All of those edge_1 kg_edges have pathwhiz reactions as their subject, which should be node i. But Node i is a GO term. So I suppose what is happening is that there is subclass reasoning happening implicitly here? Hard to evaluate though. For one thing, I can't find any PathWhiz id's with those numbers (and the pathwhiz server seems dead). But I don't see how they can be subclasses of a go term.

But I suspect that's what's happening or how this should be interpreted? But in the example that I posted above where the bum node was a gene, this explanation would require that we have "gene subclass of other gene" which I don't think anybody should be returning.

If these are really subclass of issues, I think there are maybe some better ways to represent things?

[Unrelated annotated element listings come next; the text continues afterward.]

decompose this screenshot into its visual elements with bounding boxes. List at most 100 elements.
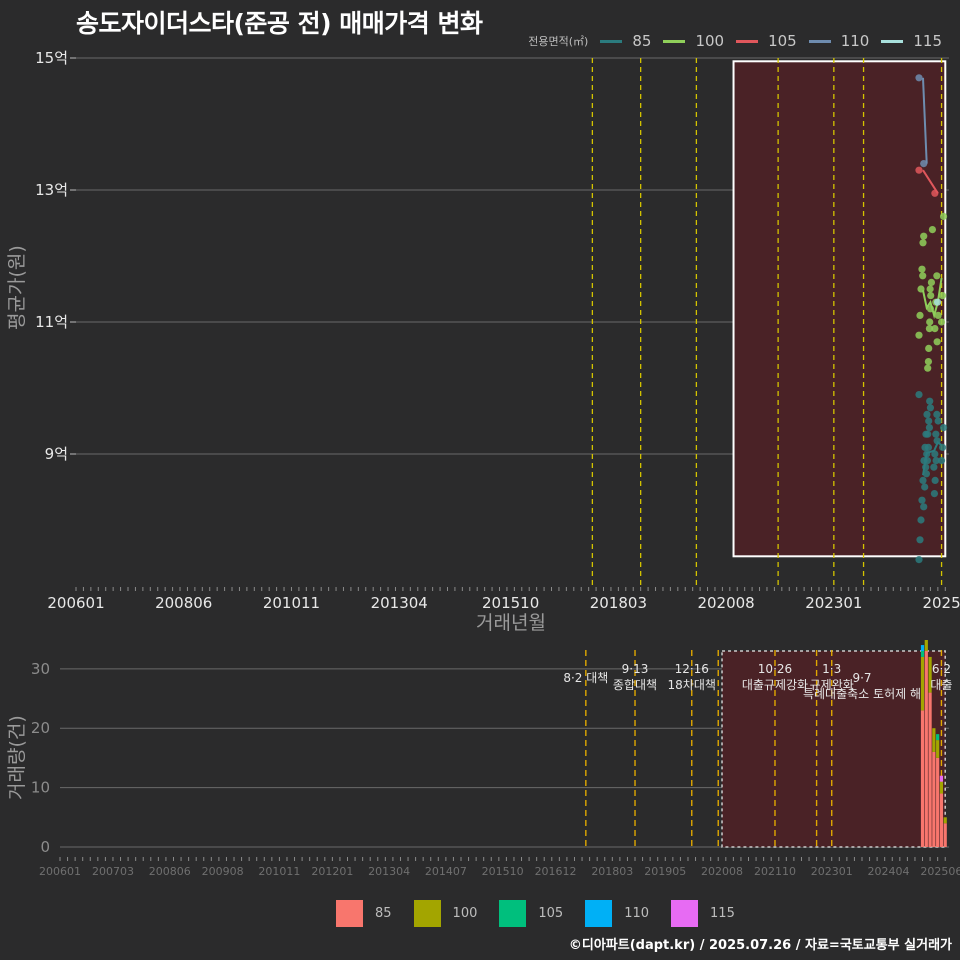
volume-bar-100: [943, 817, 947, 824]
price-point-85: [930, 490, 939, 498]
price-point-100: [927, 292, 935, 300]
price-point-85: [922, 463, 930, 471]
price-point-85: [919, 476, 927, 484]
volume-bar-85: [939, 793, 944, 847]
volume-month-tick-label: 202110: [754, 865, 796, 878]
price-point-85: [931, 450, 939, 458]
price-point-85: [925, 417, 933, 425]
volume-month-tick-label: 201905: [644, 865, 686, 878]
volume-legend: 85 100 105 110 115: [336, 900, 757, 927]
policy-annotation: 9·7: [852, 671, 871, 685]
volume-month-tick-label: 202301: [811, 865, 853, 878]
policy-annotation: 종합대책: [613, 677, 657, 692]
price-point-105: [931, 189, 939, 197]
month-tick-label: 202301: [805, 594, 862, 612]
volume-legend-swatch-105: [499, 900, 527, 927]
price-point-85: [923, 457, 932, 465]
volume-bar-105: [936, 734, 940, 741]
volume-bar-85: [920, 710, 925, 847]
volume-bar-100: [936, 740, 940, 758]
month-tick-label: 201011: [263, 594, 320, 612]
price-point-100: [937, 318, 946, 326]
price-point-85: [922, 470, 931, 478]
price-tick-label: 9억: [45, 445, 68, 463]
volume-legend-swatch-110: [585, 900, 613, 927]
price-axis-title: 평균가(원): [6, 245, 28, 330]
policy-annotation: 8·2 대책: [563, 670, 608, 685]
price-point-100: [924, 358, 933, 366]
policy-annotation: 12·16: [675, 662, 709, 676]
price-point-100: [933, 272, 941, 280]
volume-month-tick-label: 202404: [867, 865, 909, 878]
month-tick-label: 200806: [155, 594, 212, 612]
price-tick-label: 15억: [35, 49, 68, 67]
volume-legend-item-110: 110: [585, 900, 661, 927]
price-point-85: [918, 496, 926, 504]
volume-bar-115: [939, 775, 944, 782]
month-tick-label: 2025: [922, 594, 960, 612]
volume-bar-105: [920, 651, 925, 657]
price-point-85: [916, 536, 924, 544]
volume-tick-label: 0: [40, 838, 50, 856]
volume-tick-label: 30: [31, 660, 50, 678]
price-point-85: [926, 397, 934, 405]
price-chart: 9억11억13억15억200601 200806 201011 201304 20151…: [35, 49, 960, 612]
price-point-85: [924, 430, 932, 438]
price-point-100: [919, 239, 927, 247]
volume-month-tick-label: 200806: [149, 865, 191, 878]
price-point-100: [927, 278, 936, 286]
volume-bar-85: [932, 751, 936, 847]
price-point-100: [918, 265, 926, 273]
volume-chart: 0 10 20 30 200601 200703 200806 200908 201011 201…: [31, 640, 960, 878]
volume-month-tick-label: 201011: [258, 865, 300, 878]
price-point-100: [933, 338, 941, 346]
price-point-85: [926, 404, 935, 412]
price-point-100: [915, 331, 923, 339]
volume-legend-swatch-115: [671, 900, 699, 927]
price-point-100: [931, 325, 939, 333]
price-point-85: [924, 443, 933, 451]
volume-legend-item-115: 115: [671, 900, 747, 927]
price-point-100: [928, 226, 937, 234]
volume-axis-title: 거래량(건): [6, 715, 28, 800]
price-tick-label: 11억: [35, 313, 68, 331]
volume-month-tick-label: 201803: [591, 865, 633, 878]
volume-month-tick-label: 201304: [368, 865, 410, 878]
price-point-85: [915, 556, 923, 564]
volume-legend-swatch-100: [413, 900, 441, 927]
volume-month-tick-label: 201612: [535, 865, 577, 878]
price-point-100: [926, 285, 934, 293]
month-tick-label: 201304: [371, 594, 428, 612]
volume-legend-item-105: 105: [499, 900, 575, 927]
price-point-85: [925, 424, 934, 432]
price-highlight-box: [732, 60, 947, 558]
source-credit: ©디아파트(dapt.kr) / 2025.07.26 / 자료=국토교통부 실…: [568, 938, 952, 953]
volume-month-tick-label: 200908: [202, 865, 244, 878]
price-point-85: [917, 516, 925, 524]
price-point-100: [919, 272, 927, 280]
volume-legend-swatch-85: [336, 900, 363, 927]
volume-bar-100: [920, 656, 925, 711]
volume-month-tick-label: 200601: [39, 865, 81, 878]
price-point-100: [926, 305, 935, 313]
price-point-85: [937, 457, 946, 465]
price-point-85: [920, 503, 928, 511]
volume-bar-85: [924, 651, 928, 847]
price-point-100: [926, 318, 934, 326]
price-point-100: [920, 232, 928, 240]
price-point-85: [939, 424, 948, 432]
volume-bar-85: [943, 823, 947, 847]
policy-annotation: 1·3: [822, 662, 841, 676]
volume-month-tick-label: 201407: [425, 865, 467, 878]
price-point-85: [938, 443, 947, 451]
price-point-100: [917, 285, 925, 293]
volume-bar-100: [932, 728, 936, 752]
price-point-85: [923, 450, 931, 458]
policy-annotation: 9·13: [622, 662, 649, 676]
volume-bar-110: [920, 645, 925, 651]
volume-tick-label: 20: [31, 719, 50, 737]
policy-annotation: 18차대책: [668, 677, 716, 692]
price-point-85: [923, 410, 931, 418]
month-tick-label: 201803: [590, 594, 647, 612]
price-point-105: [915, 166, 923, 174]
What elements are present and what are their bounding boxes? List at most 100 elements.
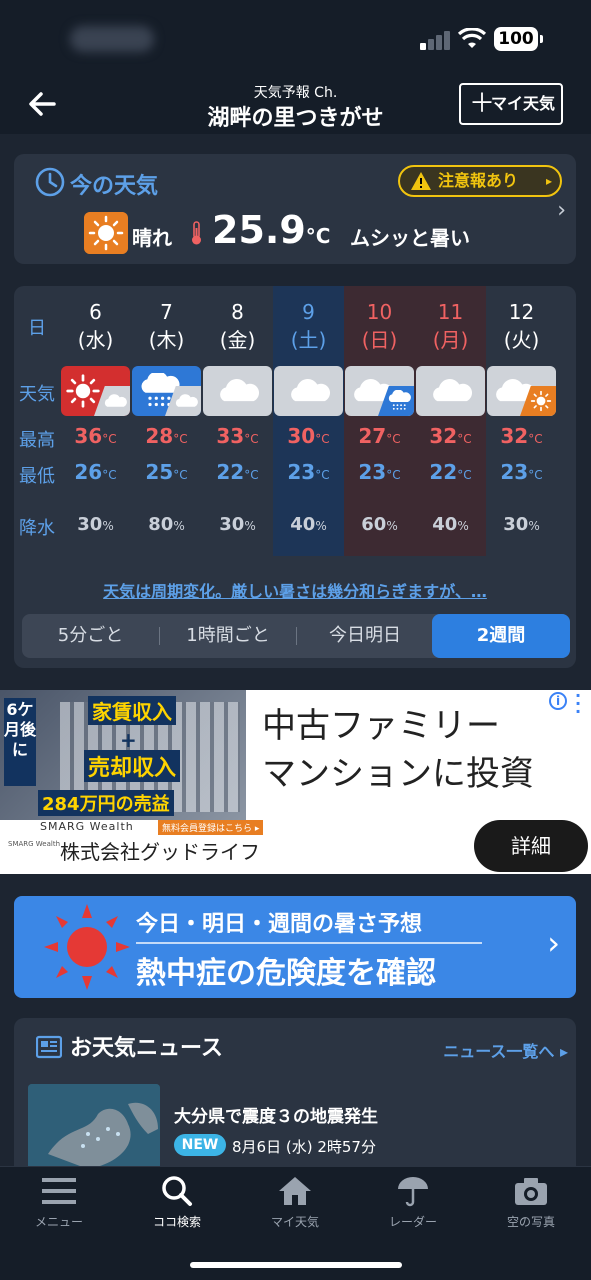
- nav-sky-photos-label: 空の写真: [506, 1215, 555, 1229]
- value: 60: [361, 514, 387, 535]
- value: 27: [358, 424, 387, 448]
- value: 30: [219, 514, 245, 535]
- cellular-signal-icon: [420, 30, 452, 50]
- value: 23: [358, 460, 387, 484]
- advertisement-banner[interactable]: 6ケ月後に 家賃収入 + 売却収入 284万円の売益 SMARG Wealth …: [0, 690, 591, 874]
- app-screen: 100 天気予報 Ch. 湖畔の里つきがせ ＋ マイ天気 今の天気 注意報あり …: [0, 0, 591, 1280]
- tab-5min[interactable]: 5分ごと: [22, 614, 159, 658]
- nav-my-weather[interactable]: マイ天気: [236, 1175, 354, 1235]
- day-of-week: (金): [219, 328, 256, 352]
- caution-label: 注意報あり: [438, 171, 519, 190]
- forecast-day-column[interactable]: 11 (月) 32°C 22°C 40%: [415, 286, 486, 556]
- unit: %: [173, 519, 185, 533]
- heatstroke-subtitle: 今日・明日・週間の暑さ予想: [136, 912, 423, 937]
- chevron-right-icon: ›: [557, 198, 566, 223]
- caution-badge[interactable]: 注意報あり ▸: [398, 165, 562, 197]
- home-indicator: [190, 1262, 402, 1268]
- day-of-week: (木): [148, 328, 185, 352]
- cloudy-weather-icon: [345, 366, 414, 416]
- low-temp: 25°C: [131, 460, 202, 484]
- ad-headline[interactable]: 中古ファミリー マンションに投資: [262, 702, 534, 798]
- day-number: 9: [302, 300, 315, 324]
- status-bar: 100: [0, 0, 591, 80]
- nav-sky-photos[interactable]: 空の写真: [472, 1175, 590, 1235]
- precip-chance: 40%: [273, 514, 344, 535]
- forecast-day-column[interactable]: 8 (金) 33°C 22°C 30%: [202, 286, 273, 556]
- value: 80: [148, 514, 174, 535]
- unit: %: [386, 519, 398, 533]
- unit: °C: [173, 432, 188, 446]
- unit: °C: [386, 468, 401, 482]
- day-number: 6: [89, 300, 102, 324]
- unit: °C: [244, 468, 259, 482]
- value: 32: [500, 424, 529, 448]
- forecast-day-column[interactable]: 6 (水) 36°C 26°C 30%: [60, 286, 131, 556]
- ad-detail-button[interactable]: 詳細: [474, 820, 588, 872]
- warning-triangle-icon: [411, 172, 431, 190]
- high-temp: 32°C: [486, 424, 557, 448]
- unit: °C: [386, 432, 401, 446]
- tab-today-tomorrow[interactable]: 今日明日: [297, 614, 433, 658]
- cloudy-weather-icon: [487, 366, 556, 416]
- high-temp: 30°C: [273, 424, 344, 448]
- ad-image[interactable]: 6ケ月後に 家賃収入 + 売却収入 284万円の売益: [0, 690, 246, 820]
- forecast-day-column[interactable]: 7 (木) 28°C 25°C 80%: [131, 286, 202, 556]
- ad-register-link[interactable]: 無料会員登録はこちら ▸: [158, 820, 264, 835]
- unit: °C: [315, 432, 330, 446]
- nav-search[interactable]: ココ検索: [118, 1175, 236, 1235]
- unit: °C: [457, 432, 472, 446]
- feels-like-text: ムシッと暑い: [350, 226, 470, 250]
- value: 25: [145, 460, 174, 484]
- news-headline[interactable]: 大分県で震度３の地震発生: [174, 1102, 378, 1127]
- chevron-right-icon: ›: [547, 924, 560, 962]
- unit: °C: [457, 468, 472, 482]
- news-list-link[interactable]: ニュース一覧へ ▸: [443, 1038, 568, 1062]
- tab-two-weeks[interactable]: 2週間: [432, 614, 570, 658]
- unit: °C: [528, 468, 543, 482]
- ad-plus: +: [120, 728, 137, 752]
- forecast-day-column[interactable]: 12 (火) 32°C 23°C 30%: [486, 286, 557, 556]
- value: 33: [216, 424, 245, 448]
- news-thumbnail[interactable]: [28, 1084, 160, 1174]
- chevron-right-icon: ▸: [545, 174, 552, 188]
- rain-weather-icon: [132, 366, 201, 416]
- unit: °C: [173, 468, 188, 482]
- camera-icon: [515, 1178, 547, 1205]
- divider: [136, 942, 482, 944]
- info-icon[interactable]: i: [549, 692, 567, 710]
- forecast-summary-link[interactable]: 天気は周期変化。厳しい暑さは幾分和らぎますが、…: [14, 578, 576, 602]
- forecast-day-column[interactable]: 9 (土) 30°C 23°C 40%: [273, 286, 344, 556]
- value: 23: [500, 460, 529, 484]
- value: 36: [74, 424, 103, 448]
- tab-hourly[interactable]: 1時間ごと: [160, 614, 296, 658]
- current-weather-card[interactable]: 今の天気 注意報あり ▸ › 晴れ 25.9°C ムシッと暑い: [14, 154, 576, 264]
- search-icon: [162, 1176, 192, 1206]
- nav-menu-label: メニュー: [34, 1215, 83, 1229]
- heatstroke-banner[interactable]: 今日・明日・週間の暑さ予想 熱中症の危険度を確認 ›: [14, 896, 576, 998]
- carrier-name-blurred: [70, 26, 154, 52]
- low-temp: 22°C: [415, 460, 486, 484]
- day-number: 10: [366, 300, 393, 324]
- add-my-weather-button[interactable]: ＋ マイ天気: [459, 83, 563, 125]
- heatstroke-title: 熱中症の危険度を確認: [136, 956, 436, 991]
- app-header: 天気予報 Ch. 湖畔の里つきがせ ＋ マイ天気: [0, 80, 591, 134]
- day-of-week: (水): [77, 328, 114, 352]
- day-number: 12: [508, 300, 535, 324]
- more-options-icon[interactable]: · · ·: [575, 688, 581, 720]
- low-temp: 23°C: [273, 460, 344, 484]
- forecast-day-column[interactable]: 10 (日) 27°C 23°C 60%: [344, 286, 415, 556]
- plus-icon: ＋: [469, 89, 496, 119]
- current-condition: 晴れ: [132, 226, 172, 250]
- value: 28: [145, 424, 174, 448]
- nav-radar[interactable]: レーダー: [354, 1175, 472, 1235]
- ad-headline-line1: 中古ファミリー: [262, 706, 500, 746]
- ad-headline-line2: マンションに投資: [262, 754, 534, 794]
- nav-radar-label: レーダー: [388, 1215, 437, 1229]
- nav-menu[interactable]: メニュー: [0, 1175, 118, 1235]
- value: 40: [290, 514, 316, 535]
- row-label-precip: 降水: [19, 518, 55, 539]
- sunny-weather-icon: [61, 366, 130, 416]
- high-temp: 32°C: [415, 424, 486, 448]
- day-number: 11: [437, 300, 464, 324]
- precip-chance: 30%: [486, 514, 557, 535]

maximusunc commented 4 months ago

I think we're on the same page. I think Strider is doing something wrong and these results are either getting mangled or an explicit subclass is becoming ambiguous. The PR would just a patch to get rid of the error, but the real fix is in Strider.

maximusunc commented 4 months ago

The fix is currently deployed in DEV. Here's a couple links: ARS-DEV: https://ars-dev.transltr.io/ars/api/messages/f49e7760-5a04-422d-aee6-b020edd81223 ARAX UI that shows no missing edge errors: https://arax.ncats.io/?r=f49e7760-5a04-422d-aee6-b020edd81223

maximusunc commented 4 months ago

Fix has been deployed to CI and will be included in the Fugu release.